Key Takeaways
- The Consumer Financial Protection Bureau has finalized plans to launch a database detailing how companies are punished for violating consumer protection laws.
- The database covers nonbank financial institutions like student loan servicers and credit bureaus and will include violations going back to 2017.
- Most of the database will be made public on a website, giving the public and law enforcement agencies an easy way to identify repeat offenders, the bureau said.
Starting next year, you’ll be able to look up any financial company you’re doing business with and see all the times they’ve been punished for breaking consumer protection laws.
The Consumer Financial Protection Bureau (CFPB) is moving forward with plans to create a public database of consumer protection law violations on the part of financial institutions that aren’t banks, the bureau said Monday. The bureau plans to put up a website next year showing the data, which will cover payment companies, credit reporting agencies, debt collectors, student loan servicers, auto lenders, and other kinds of companies dealing with consumer finance in some way, bureau officials said in a conference call with reporters.

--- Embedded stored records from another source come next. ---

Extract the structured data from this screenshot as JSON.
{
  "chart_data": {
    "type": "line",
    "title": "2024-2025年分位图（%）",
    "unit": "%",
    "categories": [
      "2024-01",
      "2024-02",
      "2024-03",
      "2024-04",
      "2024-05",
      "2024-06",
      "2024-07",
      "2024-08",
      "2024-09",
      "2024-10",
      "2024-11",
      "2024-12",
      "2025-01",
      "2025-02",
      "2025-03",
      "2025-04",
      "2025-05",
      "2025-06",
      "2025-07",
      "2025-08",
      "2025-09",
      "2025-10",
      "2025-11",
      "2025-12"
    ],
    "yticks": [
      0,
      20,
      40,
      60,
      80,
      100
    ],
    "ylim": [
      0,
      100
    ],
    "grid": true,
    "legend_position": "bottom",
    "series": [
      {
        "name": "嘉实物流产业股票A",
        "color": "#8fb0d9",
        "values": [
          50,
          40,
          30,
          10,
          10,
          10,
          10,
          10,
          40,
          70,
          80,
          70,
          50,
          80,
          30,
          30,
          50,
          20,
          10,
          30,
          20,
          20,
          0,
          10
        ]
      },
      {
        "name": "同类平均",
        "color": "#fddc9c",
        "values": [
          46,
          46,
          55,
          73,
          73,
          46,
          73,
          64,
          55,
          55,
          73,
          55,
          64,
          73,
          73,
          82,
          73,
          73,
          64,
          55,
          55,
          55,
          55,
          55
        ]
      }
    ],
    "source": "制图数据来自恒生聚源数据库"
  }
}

First proposed in 2022, the database would list all the times that companies have been fined or punished by federal regulators, state attorneys general, and other law enforcement authorities, but not penalties from private lawsuits. It would also list settlements the companies have brought to resolve claims of wrongdoing.
Once launched, the website will give members of the public and investors an easy way to see how often companies have run afoul of consumer finance laws. It also could help regulators identify and punish businesses that repeatedly break the law, the bureau said.
“Too many American families and businesses have been harmed by repeat offenders in a rinse-repeat cycle of illegal activity or bad actors see fines and penalties as just the cost of doing business,” bureau director Rohit Chopra said in a conference call with reporters. “ And throughout our economy, we have seen fraudsters and scam artists get caught in one part of the country only to restart their scheme in a new place hoping to not get caught again.”
The database will include records going back to 2017, and companies that have to pay fines or settle accusations from regulators will have to register.
Chopra cited several well-known companies that have repeatedly been dinged by regulators. For example, MoneyGram, a wire transfer service, had to pay $115 million in refunds to customers in 2023 after the Federal Trade Commission (FTC) found it had violated a court order to better protect its customers from sending money to scammers.
Another is TransUnion, one of the three major credit reporting agencies, which the bureau and the FTC have repeatedly sued for mishandling customer records.
The Financial Technology Association, a trade group representing financial technology firms, pushed back against the proposal when it was first introduced, saying it would “leave people with fewer financial options and stifle innovation” in a statement.